Weil im Strafrecht bislang kein Verbot der Suizidbeihilfe für Ärzte existiert, hat die Bundesärztekammer selbst eines aufgestellt, standesrechtlich, in ihrer Musterberufsordnung. Manche Landesärztekammern haben sie übernommen. Dort riskieren Ärzte für Suizidhilfe schon jetzt ihre Approbation. Die Deutsche Gesellschaft für Palliativmedizin (DGP) verlautbart dazu, die Medizin könne das Leiden Sterbender heute so gut lindern, dass praktisch keiner mehr von eigener Hand sterben wolle; ihre Mitglieder befürworteten ein einheitliches Verbot.
Klare Ansagen also. Nur haben die Funktionäre offenbar vergessen, vorher ihre Basis zu fragen. Kürzlich lehnten in einer Studie des Medizinethikers Jan Schildmann von der Ruhr-Universität Bochum drei Viertel der befragten Ärzte ein Verbot ab oder waren unentschieden. Ähnlich sieht es bei Ärzten und Pflegenden aus, die Sterbende behandeln: In einer nordrhein-westfälischen Befragung von DGP-Mitgliedern, einzusehen auf der Website des Palliativnetzes Witten, sprachen sich knapp zwei Drittel gegen ein Verbot ärztlicher Hilfe beim Suizid aus.
Fast jeder zweite dieser Experten in Sachen Leidenslinderung gab an, das Sterben eines Familienmitglieds sehr wohl als leidvoll erlebt zu haben. Die meisten Gegner eines Verbots fanden sich in der Gruppe derjenigen, die angaben, selbst schwer krank zu sein.
Und die Resonanz der Standesvertreter auf diese Befragungen? Null. Totschweigen.

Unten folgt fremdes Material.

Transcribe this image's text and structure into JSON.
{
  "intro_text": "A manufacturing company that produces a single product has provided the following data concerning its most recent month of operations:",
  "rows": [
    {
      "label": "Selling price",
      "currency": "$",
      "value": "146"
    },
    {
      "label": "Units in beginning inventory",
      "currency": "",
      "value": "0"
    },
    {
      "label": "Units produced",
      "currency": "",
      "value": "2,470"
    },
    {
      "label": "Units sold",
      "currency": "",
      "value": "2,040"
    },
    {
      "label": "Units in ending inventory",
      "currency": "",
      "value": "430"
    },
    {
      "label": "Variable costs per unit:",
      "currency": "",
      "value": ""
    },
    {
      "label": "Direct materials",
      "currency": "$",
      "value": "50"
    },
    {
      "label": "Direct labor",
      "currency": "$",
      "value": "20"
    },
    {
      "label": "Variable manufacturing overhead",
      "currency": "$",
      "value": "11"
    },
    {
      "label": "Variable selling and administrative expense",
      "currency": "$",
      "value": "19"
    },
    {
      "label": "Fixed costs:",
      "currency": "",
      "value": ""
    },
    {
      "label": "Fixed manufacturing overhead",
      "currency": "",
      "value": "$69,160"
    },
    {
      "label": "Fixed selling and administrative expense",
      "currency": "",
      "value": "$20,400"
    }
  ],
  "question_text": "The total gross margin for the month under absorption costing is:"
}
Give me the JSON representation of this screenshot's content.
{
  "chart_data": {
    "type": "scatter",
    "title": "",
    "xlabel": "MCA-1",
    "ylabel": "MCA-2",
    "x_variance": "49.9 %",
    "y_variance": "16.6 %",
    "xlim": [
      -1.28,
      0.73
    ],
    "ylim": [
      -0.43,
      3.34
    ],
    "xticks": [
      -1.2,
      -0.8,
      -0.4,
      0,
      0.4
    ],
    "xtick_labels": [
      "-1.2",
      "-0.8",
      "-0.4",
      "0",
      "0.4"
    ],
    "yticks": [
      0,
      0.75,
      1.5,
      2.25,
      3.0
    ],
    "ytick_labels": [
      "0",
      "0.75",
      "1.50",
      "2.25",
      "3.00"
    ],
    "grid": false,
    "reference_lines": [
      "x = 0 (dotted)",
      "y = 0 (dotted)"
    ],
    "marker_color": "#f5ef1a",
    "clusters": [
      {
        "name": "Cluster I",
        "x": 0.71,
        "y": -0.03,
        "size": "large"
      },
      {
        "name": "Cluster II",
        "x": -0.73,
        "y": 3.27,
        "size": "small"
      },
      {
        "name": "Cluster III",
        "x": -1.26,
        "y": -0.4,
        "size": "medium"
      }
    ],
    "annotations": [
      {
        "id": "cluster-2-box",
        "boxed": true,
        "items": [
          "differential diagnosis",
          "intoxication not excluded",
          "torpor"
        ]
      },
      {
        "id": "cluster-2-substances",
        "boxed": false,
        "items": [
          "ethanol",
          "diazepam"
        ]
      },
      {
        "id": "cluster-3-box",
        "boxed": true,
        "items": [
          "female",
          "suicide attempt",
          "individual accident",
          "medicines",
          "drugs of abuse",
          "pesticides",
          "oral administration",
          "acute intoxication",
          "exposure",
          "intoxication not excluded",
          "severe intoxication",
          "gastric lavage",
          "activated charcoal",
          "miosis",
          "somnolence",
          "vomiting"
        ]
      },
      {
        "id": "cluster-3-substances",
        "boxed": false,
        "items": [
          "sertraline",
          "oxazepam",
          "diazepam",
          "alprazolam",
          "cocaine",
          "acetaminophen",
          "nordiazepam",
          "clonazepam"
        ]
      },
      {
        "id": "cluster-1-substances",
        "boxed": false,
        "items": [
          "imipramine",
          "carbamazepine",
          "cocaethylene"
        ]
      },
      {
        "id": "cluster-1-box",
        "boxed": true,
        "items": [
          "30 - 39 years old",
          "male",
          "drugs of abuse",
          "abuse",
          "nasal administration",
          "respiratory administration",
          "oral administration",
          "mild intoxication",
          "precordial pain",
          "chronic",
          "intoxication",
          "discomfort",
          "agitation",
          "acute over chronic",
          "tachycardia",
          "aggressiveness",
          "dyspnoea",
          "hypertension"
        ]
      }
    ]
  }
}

Einst war die sanfte Palliativmedizin angetreten, um Allmachtsfantasien der Apparatemedizin zu brechen. Heute gibt sie sich ihrer eigenen Größenidee hin, nämlich jedem zu einem guten Tod verhelfen zu können - und zwar so, wie Funktionäre und Lehrstuhlinhaber ihn definieren.
Wer jetzt die überfällige Debatte zur Suizidbeihilfe unterdrückt, verspielt alle Glaubwürdigkeit der Medizin am Lebensende - in der Ärzteschaft, in der Politik, aber vor allem bei den Patienten.